Earning money and paying bills isn't the best approach to have a stress-free financial life. Many people, in fact, are guilty of doing so. Why do you think that is? It could be because we all take solace in the fact that we don't make enough money to put aside for our future.
Our never-ending expenses, rather than saving for the future, are on auto-pilot mode. It is, however, not difficult to develop a saving habit and improve our financial situation. UAE provides a variety of investment choices for potential investors to help you with this. But the fundamental worry is whether foreigners in the UAE have the same investment options as Emiratis.
Yes, indeed! Expats can take advantage of a variety of solid investment opportunities in the country, which can help them make a good return on their money.
What exactly do you need to know about investing in the UAE?
Here are five UAE investment options that all savvy investors should be aware of.
Put six months' worth of living costs aside in a savings account, money market account, or money market mutual fund.
The ease of access (liquidity) rather than the profitability of emergency reserves is the most important element. Put your emergency money in a safe place where you can get to them only if (and only if) an emergency arises.
UAE Investment Opportunities: 5 Ways to Invest in the United Arab Emirates
Here are five UAE investment options that all savvy investors should be aware of.
Stocks
Individual and institutional investors can own stocks, which are a share of a company's capital.
When you buy stock in a corporation, you are buying a piece of the company. Stock ownership can be used to produce money in two ways:
- Dividends: The majority of corporations choose to distribute a portion of their net income to shareholders as dividends. A dividend is the term for this portion. The corporation will give you a dividend based on how many shares you own. Dividends are usually paid every three months by most firms.
- Stock price appreciation: The appeal of stocks for our purposes (long-term investing) is the rise in their worth (as measured by the stock price) over a lengthy period of time. You have gained AED90 if you purchased a company's stock for AED60 in 2010 and it is now worth AED150.
Bonds
A bond is a debt instrument that governments and corporate companies use to raise money. For our purpose, there are three types of bonds:
- Corporate bonds: Company issuances
- Treasury (national) bonds: Federal government issuances
- Municipal bonds: Local government, state, city, and local community issuances
Bonds can be used to produce money in two ways:
- Interest payments are made twice a year to bondholders by bond issuers. Bonds, unlike stocks, have a set interest rate.
- Bond value appreciation: When the value of a bond rises, you can profit. Your bond's value (which was issued at a higher interest rate) grows as the interest rate falls and new bonds are issued at lower interest rates. When the stock market falls, many individuals switch to bonds, which causes bond prices to rise.
Bonds are often issued for a long time period.
Mutual Funds
Stocks and bonds can also be purchased through mutual funds for individuals who don't have the time or ability to examine the stock market (which is most of us).

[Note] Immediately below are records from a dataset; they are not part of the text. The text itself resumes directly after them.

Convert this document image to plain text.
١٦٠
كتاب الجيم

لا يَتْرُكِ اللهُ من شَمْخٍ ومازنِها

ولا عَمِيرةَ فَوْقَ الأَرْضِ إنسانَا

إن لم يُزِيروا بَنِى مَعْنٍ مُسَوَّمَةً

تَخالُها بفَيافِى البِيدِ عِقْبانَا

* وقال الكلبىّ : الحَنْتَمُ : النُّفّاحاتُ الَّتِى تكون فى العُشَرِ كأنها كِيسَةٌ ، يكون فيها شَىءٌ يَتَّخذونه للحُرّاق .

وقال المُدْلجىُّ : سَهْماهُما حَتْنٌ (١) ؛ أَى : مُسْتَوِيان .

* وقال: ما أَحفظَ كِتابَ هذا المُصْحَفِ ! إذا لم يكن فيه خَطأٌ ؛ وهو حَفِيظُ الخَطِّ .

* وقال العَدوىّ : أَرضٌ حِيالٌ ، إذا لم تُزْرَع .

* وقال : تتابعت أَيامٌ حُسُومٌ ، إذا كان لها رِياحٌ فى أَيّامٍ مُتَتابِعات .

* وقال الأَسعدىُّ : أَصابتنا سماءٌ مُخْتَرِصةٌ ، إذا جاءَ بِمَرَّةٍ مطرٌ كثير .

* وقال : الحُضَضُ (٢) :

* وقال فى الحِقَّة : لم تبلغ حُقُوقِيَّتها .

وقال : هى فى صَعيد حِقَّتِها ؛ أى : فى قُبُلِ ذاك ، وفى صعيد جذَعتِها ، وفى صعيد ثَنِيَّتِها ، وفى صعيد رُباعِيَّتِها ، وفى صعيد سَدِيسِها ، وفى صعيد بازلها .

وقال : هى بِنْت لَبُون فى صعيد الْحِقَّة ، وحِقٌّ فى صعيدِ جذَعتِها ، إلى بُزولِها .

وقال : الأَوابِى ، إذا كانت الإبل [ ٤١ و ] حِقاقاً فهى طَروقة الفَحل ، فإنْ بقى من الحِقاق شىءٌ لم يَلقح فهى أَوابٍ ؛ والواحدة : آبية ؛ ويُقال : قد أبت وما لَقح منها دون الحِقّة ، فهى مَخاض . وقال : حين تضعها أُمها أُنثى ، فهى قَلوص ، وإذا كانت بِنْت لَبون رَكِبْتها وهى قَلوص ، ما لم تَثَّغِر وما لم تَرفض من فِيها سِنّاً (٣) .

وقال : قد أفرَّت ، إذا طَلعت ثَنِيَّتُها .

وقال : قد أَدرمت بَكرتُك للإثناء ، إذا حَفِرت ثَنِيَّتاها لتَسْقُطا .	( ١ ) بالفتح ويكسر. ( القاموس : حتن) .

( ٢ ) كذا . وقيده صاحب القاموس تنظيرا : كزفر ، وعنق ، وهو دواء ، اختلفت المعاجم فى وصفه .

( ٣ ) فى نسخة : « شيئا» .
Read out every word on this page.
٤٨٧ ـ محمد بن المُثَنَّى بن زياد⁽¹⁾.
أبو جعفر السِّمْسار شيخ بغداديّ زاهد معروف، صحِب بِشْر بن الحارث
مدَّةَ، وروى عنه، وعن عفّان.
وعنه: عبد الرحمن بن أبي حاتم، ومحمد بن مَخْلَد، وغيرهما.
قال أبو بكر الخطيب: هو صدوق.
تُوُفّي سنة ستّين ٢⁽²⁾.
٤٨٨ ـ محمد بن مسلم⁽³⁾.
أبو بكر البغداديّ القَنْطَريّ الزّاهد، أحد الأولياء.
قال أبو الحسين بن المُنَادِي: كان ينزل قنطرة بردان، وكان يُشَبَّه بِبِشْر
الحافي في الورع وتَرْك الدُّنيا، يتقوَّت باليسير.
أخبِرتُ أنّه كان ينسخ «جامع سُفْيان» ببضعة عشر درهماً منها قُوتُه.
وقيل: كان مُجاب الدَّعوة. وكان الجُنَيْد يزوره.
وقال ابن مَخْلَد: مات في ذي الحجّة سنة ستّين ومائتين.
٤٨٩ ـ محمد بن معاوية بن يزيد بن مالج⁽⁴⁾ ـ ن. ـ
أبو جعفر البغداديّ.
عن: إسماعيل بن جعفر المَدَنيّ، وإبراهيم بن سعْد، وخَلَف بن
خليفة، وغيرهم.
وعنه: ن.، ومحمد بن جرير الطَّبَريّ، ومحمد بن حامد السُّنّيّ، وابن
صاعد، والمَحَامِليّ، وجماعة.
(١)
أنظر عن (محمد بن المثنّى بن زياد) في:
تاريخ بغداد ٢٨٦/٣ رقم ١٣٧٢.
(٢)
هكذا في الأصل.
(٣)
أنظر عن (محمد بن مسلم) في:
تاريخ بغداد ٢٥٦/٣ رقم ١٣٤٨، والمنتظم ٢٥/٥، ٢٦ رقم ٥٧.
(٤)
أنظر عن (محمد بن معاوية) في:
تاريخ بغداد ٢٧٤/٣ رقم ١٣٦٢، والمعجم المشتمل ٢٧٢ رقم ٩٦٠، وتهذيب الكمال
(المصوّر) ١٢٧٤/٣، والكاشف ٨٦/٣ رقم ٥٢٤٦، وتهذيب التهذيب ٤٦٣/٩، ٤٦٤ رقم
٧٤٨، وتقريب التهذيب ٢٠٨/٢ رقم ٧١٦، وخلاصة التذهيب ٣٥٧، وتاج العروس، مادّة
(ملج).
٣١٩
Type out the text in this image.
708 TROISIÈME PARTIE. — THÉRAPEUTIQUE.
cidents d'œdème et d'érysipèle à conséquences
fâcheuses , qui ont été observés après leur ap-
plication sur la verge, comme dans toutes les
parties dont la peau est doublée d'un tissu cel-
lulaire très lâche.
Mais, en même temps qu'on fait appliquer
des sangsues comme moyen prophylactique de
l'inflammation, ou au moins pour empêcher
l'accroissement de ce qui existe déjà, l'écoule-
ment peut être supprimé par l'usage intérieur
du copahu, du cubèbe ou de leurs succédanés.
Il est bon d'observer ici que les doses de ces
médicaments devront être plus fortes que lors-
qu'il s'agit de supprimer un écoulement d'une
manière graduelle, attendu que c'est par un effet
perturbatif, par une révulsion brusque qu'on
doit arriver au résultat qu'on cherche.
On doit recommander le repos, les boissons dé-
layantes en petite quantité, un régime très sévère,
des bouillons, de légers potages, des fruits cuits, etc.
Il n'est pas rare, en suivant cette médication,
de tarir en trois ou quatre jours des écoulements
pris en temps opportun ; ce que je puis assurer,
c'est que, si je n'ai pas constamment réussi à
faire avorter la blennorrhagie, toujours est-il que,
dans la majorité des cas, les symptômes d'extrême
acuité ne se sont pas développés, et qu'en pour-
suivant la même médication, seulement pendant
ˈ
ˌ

Under the supervision of a fund manager, a mutual fund combines money from numerous individual participants and invests it in stocks, bonds, and other fixed-income assets.
Mutual funds provide diversification by combining a significant sum of money from many different investors. This allows them to invest in a wider range of companies.
Mutual funds create money in a variety of ways.
- Dividends/interest: When mutual funds purchase stocks or bonds that pay dividends or interest, the dividends or interest are distributed to the mutual funds' shareowners based on the number of shares held.
- Appreciation in the value of the mutual fund: A mutual fund's price rises in tandem with the value of the equities and bonds it owns. In addition, when demand for a mutual fund grows, so does its price.
The value of a mutual fund's share price increases as the fund grows.
ETFs
For today's passive investors, ETFs are the go-to funds.
ETFs have been one of the most popular financial vehicles for diversification during the last decade. Simply put, an investor who owns a share of an ETF gains the ability to purchase many stocks or bonds inside that basket.
RIETs
You can invest in REITs if you want to get some of the benefits of the UAE real estate market without the risks of buying homes (real estate investment trusts).
REITs are equities of firms that buy real estate properties (Equity REITs) or lend money to real estate investors (Mortgage REITs) (Mortgage REITs).
REITs can be bought and sold just like any other stock. Rather than purchasing and managing properties, investors hold the stock of corporations that invest in the market (including mortgage lenders).
Dividends and appreciation in the REIT's price are how REITs make money. They frequently provide regular dividends (indeed, REITs pay out the majority of their profits as dividends), providing investors with a steady stream of income.
Conclusion
The best time to begin your investment journey is now, due to compounding's rapid effects. Dhanguard can assist you in constructing an investment portfolio that is tailored to your personal profile and investment objectives.
Dhanguard is able to offer low costs and an excellent track record of maximizing returns because to modern financial technologies and our concentration on the passive approach to investing in UAE.